Google Cloud recently held a conference in Las Vegas, where they focused heavily on generative AI. While Google is primarily a cloud infrastructure and platform vendor, they dedicated a significant amount of time to AI-related announcements and demonstrations. However, some of these demos seemed simplistic and relied heavily on examples within the Google ecosystem, rather than considering the data repositories that companies typically have outside of Google.
Despite this, generative AI does have powerful use cases, such as creating code, analyzing content, and understanding log data. Google also introduced task and role-based agents to help developers and other professionals leverage generative AI in practical ways.
However, implementing generative AI within large organizations can be challenging. Technological advancements like AI often come with promises of potential gains, but they also introduce complexity. Large companies tend to move cautiously when adopting new technologies, resulting in slower adoption rates than expected. Furthermore, various factors like organizational inertia, a complex technology stack, and resistance from different corporate groups can impede the adoption of new technologies.

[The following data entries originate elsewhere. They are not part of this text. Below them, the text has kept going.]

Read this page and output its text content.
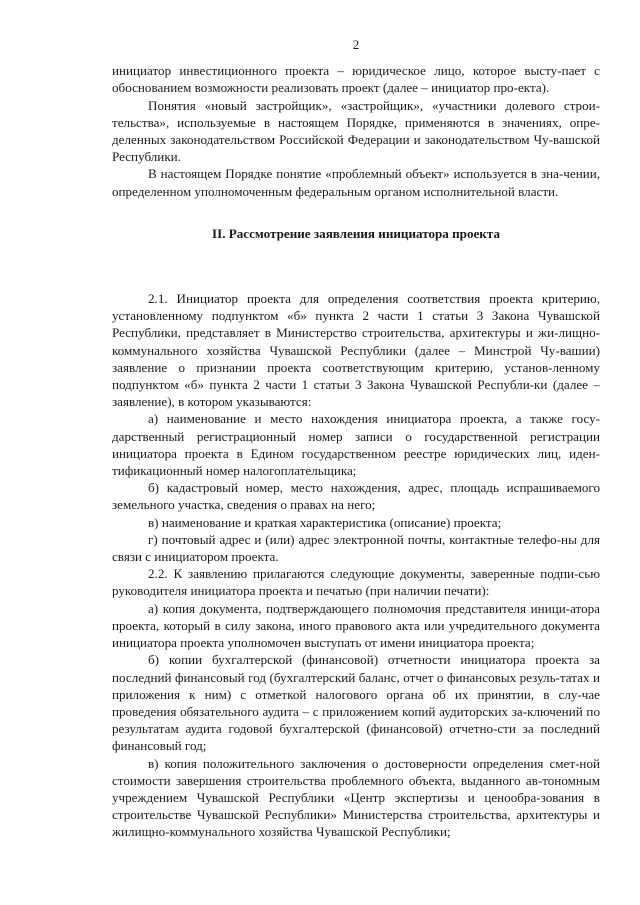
2

инициатор инвестиционного проекта – юридическое лицо, которое высту-пает с обоснованием возможности реализовать проект (далее – инициатор про-екта).

Понятия «новый застройщик», «застройщик», «участники долевого строи-тельства», используемые в настоящем Порядке, применяются в значениях, опре-деленных законодательством Российской Федерации и законодательством Чу-вашской Республики.

В настоящем Порядке понятие «проблемный объект» используется в зна-чении, определенном уполномоченным федеральным органом исполнительной власти.

II. Рассмотрение заявления инициатора проекта

2.1. Инициатор проекта для определения соответствия проекта критерию, установленному подпунктом «б» пункта 2 части 1 статьи 3 Закона Чувашской Республики, представляет в Министерство строительства, архитектуры и жи-лищно-коммунального хозяйства Чувашской Республики (далее – Минстрой Чу-вашии) заявление о признании проекта соответствующим критерию, установ-ленному подпунктом «б» пункта 2 части 1 статьи 3 Закона Чувашской Республи-ки (далее – заявление), в котором указываются:

а) наименование и место нахождения инициатора проекта, а также госу-дарственный регистрационный номер записи о государственной регистрации инициатора проекта в Едином государственном реестре юридических лиц, иден-тификационный номер налогоплательщика;

б) кадастровый номер, место нахождения, адрес, площадь испрашиваемого земельного участка, сведения о правах на него;

в) наименование и краткая характеристика (описание) проекта;

г) почтовый адрес и (или) адрес электронной почты, контактные телефо-ны для связи с инициатором проекта.

2.2. К заявлению прилагаются следующие документы, заверенные подпи-сью руководителя инициатора проекта и печатью (при наличии печати):

а) копия документа, подтверждающего полномочия представителя иници-атора проекта, который в силу закона, иного правового акта или учредительного документа инициатора проекта уполномочен выступать от имени инициатора проекта;

б) копии бухгалтерской (финансовой) отчетности инициатора проекта за последний финансовый год (бухгалтерский баланс, отчет о финансовых резуль-татах и приложения к ним) с отметкой налогового органа об их принятии, в слу-чае проведения обязательного аудита – с приложением копий аудиторских за-ключений по результатам аудита годовой бухгалтерской (финансовой) отчетно-сти за последний финансовый год;

в) копия положительного заключения о достоверности определения смет-ной стоимости завершения строительства проблемного объекта, выданного ав-тономным учреждением Чувашской Республики «Центр экспертизы и ценообра-зования в строительстве Чувашской Республики» Министерства строительства, архитектуры и жилищно-коммунального хозяйства Чувашской Республики;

According to Vineet Jain, CEO at Egnyte, companies that have already made the shift to the cloud will find it easier to adopt generative AI compared to those that have been slow to adopt cloud technologies. Late cloud adopters will need to address their existing issues, such as data security and governance, before fully embracing AI.
One crucial aspect of implementing generative AI is the quality of data used for training models. If a company’s data is not clean or properly organized, it will be difficult to train models effectively. Therefore, companies must prioritize data management before reaping the benefits of generative AI.
Google has developed tools to help data engineers connect and clean data from various sources, both inside and outside the Google ecosystem. These tools aim to speed up the data engineering process for companies further along their digital transformation journey. However, companies that are still in the early stages of digital transformation may face additional challenges even with these tools.
Apart from implementation challenges, companies must also consider governance, liability, security, privacy, and ethical implications when deploying AI solutions. These factors are not trivial and require careful consideration.
Overall, Google’s focus on AI at the conference may have left some attendees feeling overwhelmed or unprepared if their organization is not ready to fully embrace AI. It will likely take time for less digitally mature companies to take advantage of these technologies beyond the packaged solutions provided by Google and other vendors.